Because the experts, pundits and historians, will be analyzing, parsing and writing Election ’08 for decades. They will examine, in particular, how progressive voices impacted the demise of the ever-solid, hard-wired GOP Southern Bloc and how on earth an African American candidate put his own 18 million cracks in the uber-conservative ceiling down here.
Why this book? Because those experts, however well-meaning or broadly educated in all matters socio-political, are not Southerners. They are not writers who came of age in Jim Crow South Carolina. Nor are they ordinary citizens who live and work, eat and sleep, in the rural South.
It was an army of ordinary Southern voters who, when they closed the curtain behind themselves on election day, broke ranks and voted for the Democratic candidate.
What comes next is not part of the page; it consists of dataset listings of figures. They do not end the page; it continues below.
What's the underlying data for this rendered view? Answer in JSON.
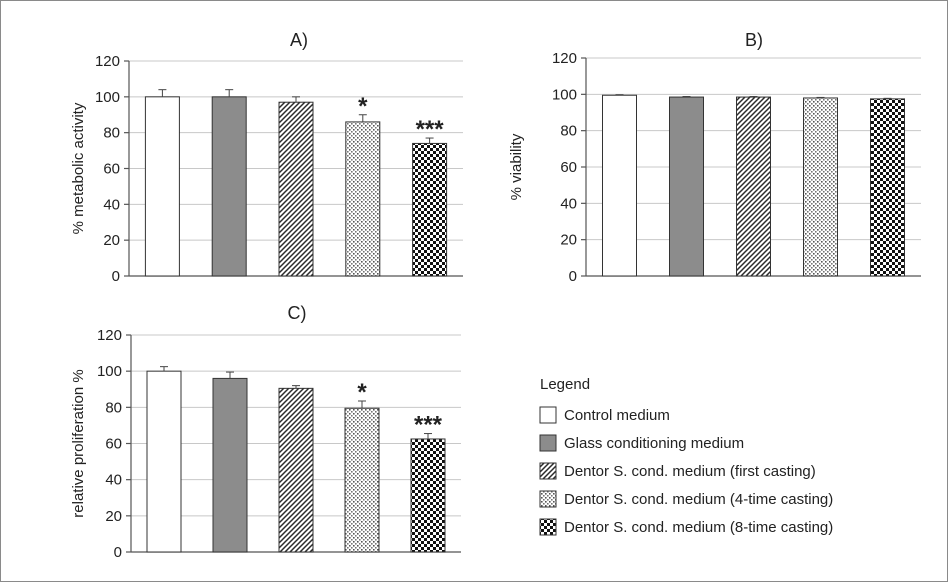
{
  "colors": {
    "grid": "#c8c8c8",
    "axis": "#555555",
    "glass": "#8c8c8c",
    "control": "#ffffff"
  },
  "chart_data": [
    {
      "type": "bar",
      "title": "A)",
      "ylabel": "% metabolic activity",
      "ylim": [
        0,
        120
      ],
      "yticks": [
        "0",
        "20",
        "40",
        "60",
        "80",
        "100",
        "120"
      ],
      "grid": true,
      "categories": [
        "Control medium",
        "Glass conditioning medium",
        "Dentor S. cond. medium (first casting)",
        "Dentor S. cond. medium (4-time casting)",
        "Dentor S. cond. medium (8-time casting)"
      ],
      "values": [
        100,
        100,
        97,
        86,
        74
      ],
      "errors": [
        4,
        4,
        3,
        4,
        3
      ],
      "significance": [
        "",
        "",
        "",
        "*",
        "***"
      ]
    },
    {
      "type": "bar",
      "title": "B)",
      "ylabel": "% viability",
      "ylim": [
        0,
        120
      ],
      "yticks": [
        "0",
        "20",
        "40",
        "60",
        "80",
        "100",
        "120"
      ],
      "grid": true,
      "categories": [
        "Control medium",
        "Glass conditioning medium",
        "Dentor S. cond. medium (first casting)",
        "Dentor S. cond. medium (4-time casting)",
        "Dentor S. cond. medium (8-time casting)"
      ],
      "values": [
        99.5,
        98.5,
        98.5,
        98,
        97.5
      ],
      "errors": [
        0.3,
        0.3,
        0.3,
        0.3,
        0.3
      ],
      "significance": [
        "",
        "",
        "",
        "",
        ""
      ]
    },
    {
      "type": "bar",
      "title": "C)",
      "ylabel": "relative proliferation %",
      "ylim": [
        0,
        120
      ],
      "yticks": [
        "0",
        "20",
        "40",
        "60",
        "80",
        "100",
        "120"
      ],
      "grid": true,
      "categories": [
        "Control medium",
        "Glass conditioning medium",
        "Dentor S. cond. medium (first casting)",
        "Dentor S. cond. medium (4-time casting)",
        "Dentor S. cond. medium (8-time casting)"
      ],
      "values": [
        100,
        96,
        90.5,
        79.5,
        62.5
      ],
      "errors": [
        2.5,
        3.5,
        1.5,
        4,
        3
      ],
      "significance": [
        "",
        "",
        "",
        "*",
        "***"
      ]
    }
  ],
  "legend": {
    "title": "Legend",
    "items": [
      {
        "label": "Control medium",
        "pattern": "white"
      },
      {
        "label": "Glass conditioning medium",
        "pattern": "gray"
      },
      {
        "label": "Dentor S. cond. medium (first casting)",
        "pattern": "diagonal"
      },
      {
        "label": "Dentor S. cond. medium (4-time casting)",
        "pattern": "dots"
      },
      {
        "label": "Dentor S. cond. medium (8-time casting)",
        "pattern": "checker"
      }
    ]
  }
}
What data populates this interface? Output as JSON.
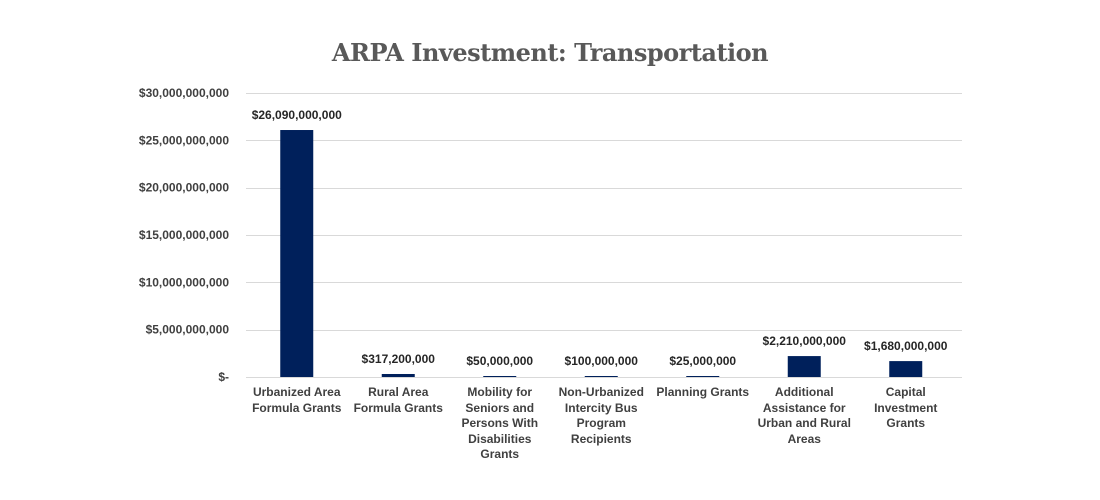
{
  "chart_data": {
    "type": "bar",
    "title": "ARPA Investment: Transportation",
    "categories": [
      "Urbanized Area Formula Grants",
      "Rural Area Formula Grants",
      "Mobility for Seniors and Persons With Disabilities Grants",
      "Non-Urbanized Intercity Bus Program Recipients",
      "Planning Grants",
      "Additional Assistance for Urban and Rural Areas",
      "Capital Investment Grants"
    ],
    "values": [
      26090000000,
      317200000,
      50000000,
      100000000,
      25000000,
      2210000000,
      1680000000
    ],
    "data_labels": [
      "$26,090,000,000",
      "$317,200,000",
      "$50,000,000",
      "$100,000,000",
      "$25,000,000",
      "$2,210,000,000",
      "$1,680,000,000"
    ],
    "yticks": [
      0,
      5000000000,
      10000000000,
      15000000000,
      20000000000,
      25000000000,
      30000000000
    ],
    "ytick_labels": [
      "$-",
      "$5,000,000,000",
      "$10,000,000,000",
      "$15,000,000,000",
      "$20,000,000,000",
      "$25,000,000,000",
      "$30,000,000,000"
    ],
    "ylim": [
      0,
      30000000000
    ],
    "xlabel": "",
    "ylabel": "",
    "grid": true,
    "legend": "none",
    "bar_color": "#00205b",
    "grid_color": "#d9d9d9"
  }
}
Why this book? Because chronicling the columns and posts of a Southern journalist arguing for the end of the Dubya Doctrine and the beginning of an Obama Era may help explain why that surge of Southern voters said NO to the GOP on November 4, 2008. For us, it involved an epiphany; a surprising number of us found some light at the end of the Jim Crow tunnel.
Southerners are cantankerous about their politics. Liberal, in the Deep South, has been a four-letter word since Bleeding-heart Yankees turned the Democratic Party from the segregation-friendly party of “states’ rights” to the party of equal rights integration: shared opportunity, shared schools, shared water fountains and seats at the front of the bus.
Few people can speak better to the emergence, however tenuous, of a more progressive South in 2008 than the Southern writers who have argued for that kind of change.
Had this book ended as planned, on the high note story of Inauguration Day 2009, an argument about relevance might have been made. It was, in the main, a look back. But my editor, Wallace McBride, is the dream shepherd of every writer’s attempt to speak his/her truth to power. He responded in the affirmative when I said we needed a very last minute epilogue. Given the GOP’s finding its lost voice — that of the strident obstructionist minority in the face of a necessary stimulus bill — more had to be said. I ended the book on a fiery note; a warning to progressives and a challenge to conservatives.
Winning is not enough. We progressives must remain the vigilant, vocal activist community which helped turn the Southern tide just a small, healthy bit to the left, in 2008.
The progressive South should be heard. And we can speak for ourselves.